Analysts had projected revenue of $4.53 billion and EPS of $1.27 — meaning TI beat the Street by roughly $300 million on sales and 32 cents on earnings. For Q2, management guided revenue to $5.0–$5.4 billion and EPS of $1.77–$2.05 , signaling the growth is accelerating, not fading.
• Industrial and Data Center Demand Are Doing the Heavy Lifting
Industrial revenue grew more than 30% year over year, with CEO Haviv Ilan noting growth was broad "across all sectors, all regions, and all customer sizes." Data center revenue surged roughly 90%.
TI's analog chips handle power regulation and signal conversion inside data centers, and the company says that business now generates over $1 billion annually. For shareholders, this matters because data-center chips carry strong pricing power and long product life cycles.
• A $7.5 Billion Acquisition Bet on Wireless and Edge AI
TI agreed to acquire Silicon Labs for $7.5 billion in all cash , expected to generate roughly $450 million in annual cost savings within three years.
The deal is designed to combine TI's low-power processors with Silicon Labs' wireless technology, enabling devices to process data locally instead of sending it to the cloud. That's a direct play on the growing need for smarter industrial and automotive equipment — but it also loads $14 billion in total debt onto the balance sheet during a period of heavy factory spending.

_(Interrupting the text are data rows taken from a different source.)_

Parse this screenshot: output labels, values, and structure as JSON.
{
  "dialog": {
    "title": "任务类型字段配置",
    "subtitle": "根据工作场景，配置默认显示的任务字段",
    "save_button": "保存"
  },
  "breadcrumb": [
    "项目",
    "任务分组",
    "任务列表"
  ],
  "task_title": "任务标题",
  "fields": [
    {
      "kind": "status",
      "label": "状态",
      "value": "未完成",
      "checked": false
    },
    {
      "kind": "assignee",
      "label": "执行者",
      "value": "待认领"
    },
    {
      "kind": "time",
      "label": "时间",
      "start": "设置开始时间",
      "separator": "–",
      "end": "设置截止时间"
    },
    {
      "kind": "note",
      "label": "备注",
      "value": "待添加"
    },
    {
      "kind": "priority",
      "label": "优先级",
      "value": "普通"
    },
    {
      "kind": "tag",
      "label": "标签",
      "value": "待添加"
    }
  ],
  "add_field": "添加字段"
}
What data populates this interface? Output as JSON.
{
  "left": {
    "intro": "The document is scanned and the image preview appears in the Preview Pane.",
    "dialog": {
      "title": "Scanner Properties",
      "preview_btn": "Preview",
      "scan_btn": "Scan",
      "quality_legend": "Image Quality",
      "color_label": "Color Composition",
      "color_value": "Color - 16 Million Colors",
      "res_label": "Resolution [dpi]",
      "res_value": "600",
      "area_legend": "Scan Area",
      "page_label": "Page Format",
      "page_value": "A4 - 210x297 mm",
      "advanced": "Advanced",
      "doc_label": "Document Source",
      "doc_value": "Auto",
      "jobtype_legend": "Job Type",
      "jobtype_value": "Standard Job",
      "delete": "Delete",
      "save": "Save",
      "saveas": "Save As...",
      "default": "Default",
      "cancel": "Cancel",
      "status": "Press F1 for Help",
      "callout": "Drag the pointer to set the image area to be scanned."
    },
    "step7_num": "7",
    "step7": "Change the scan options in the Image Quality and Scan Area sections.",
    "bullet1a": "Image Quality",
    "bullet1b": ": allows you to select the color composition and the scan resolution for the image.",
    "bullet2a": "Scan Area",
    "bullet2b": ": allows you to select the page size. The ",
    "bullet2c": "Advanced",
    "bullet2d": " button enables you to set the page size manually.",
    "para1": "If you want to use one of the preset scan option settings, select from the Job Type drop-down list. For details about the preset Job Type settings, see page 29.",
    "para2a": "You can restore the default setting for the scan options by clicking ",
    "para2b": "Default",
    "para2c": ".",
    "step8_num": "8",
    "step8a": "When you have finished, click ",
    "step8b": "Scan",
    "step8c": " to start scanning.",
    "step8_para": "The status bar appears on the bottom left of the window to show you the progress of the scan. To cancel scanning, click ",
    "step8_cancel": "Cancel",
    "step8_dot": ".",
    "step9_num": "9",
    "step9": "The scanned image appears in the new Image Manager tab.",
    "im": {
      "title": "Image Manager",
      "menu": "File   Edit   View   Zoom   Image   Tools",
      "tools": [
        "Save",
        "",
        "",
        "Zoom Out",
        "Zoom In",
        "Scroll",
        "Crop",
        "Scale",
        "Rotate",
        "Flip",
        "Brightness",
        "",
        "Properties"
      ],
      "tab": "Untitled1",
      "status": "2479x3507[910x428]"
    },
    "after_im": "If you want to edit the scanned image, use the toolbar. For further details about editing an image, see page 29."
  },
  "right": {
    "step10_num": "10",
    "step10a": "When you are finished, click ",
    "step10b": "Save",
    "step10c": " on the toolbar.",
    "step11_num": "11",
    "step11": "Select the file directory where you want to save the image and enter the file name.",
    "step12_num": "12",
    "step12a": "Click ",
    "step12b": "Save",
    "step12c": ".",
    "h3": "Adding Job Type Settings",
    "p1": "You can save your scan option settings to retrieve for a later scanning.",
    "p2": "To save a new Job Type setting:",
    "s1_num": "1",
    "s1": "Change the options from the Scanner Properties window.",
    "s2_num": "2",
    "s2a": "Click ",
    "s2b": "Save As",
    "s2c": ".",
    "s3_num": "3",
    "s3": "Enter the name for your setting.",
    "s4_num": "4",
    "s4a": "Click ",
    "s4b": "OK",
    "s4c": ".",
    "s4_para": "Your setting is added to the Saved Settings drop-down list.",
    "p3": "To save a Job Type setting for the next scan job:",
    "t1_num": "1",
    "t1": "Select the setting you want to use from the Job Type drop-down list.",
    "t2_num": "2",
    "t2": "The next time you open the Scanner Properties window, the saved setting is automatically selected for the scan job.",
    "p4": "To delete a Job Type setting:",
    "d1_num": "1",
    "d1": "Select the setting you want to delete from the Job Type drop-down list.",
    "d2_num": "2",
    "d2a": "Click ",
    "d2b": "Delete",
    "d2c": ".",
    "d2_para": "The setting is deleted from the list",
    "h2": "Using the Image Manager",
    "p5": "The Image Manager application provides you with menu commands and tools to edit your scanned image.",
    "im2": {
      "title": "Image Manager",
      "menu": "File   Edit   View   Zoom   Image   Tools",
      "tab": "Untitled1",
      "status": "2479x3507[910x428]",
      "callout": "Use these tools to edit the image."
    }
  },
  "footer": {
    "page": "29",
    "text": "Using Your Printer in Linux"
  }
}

• Valuation Is the Elephant in the Room
TXN now trades at a P/E ratio of roughly 53 — meaning investors pay $53 for every dollar of trailing profit. Analysts project free cash flow per share could top $8 in 2026, well above the consensus estimate of $6.92 , but the stock already prices in a best-case scenario. The average analyst price target of $285.34 sits roughly 11% below the current price. If the industrial recovery stalls or AI-driven data-center orders plateau, shareholders are exposed to a sharp correction with very little margin for error.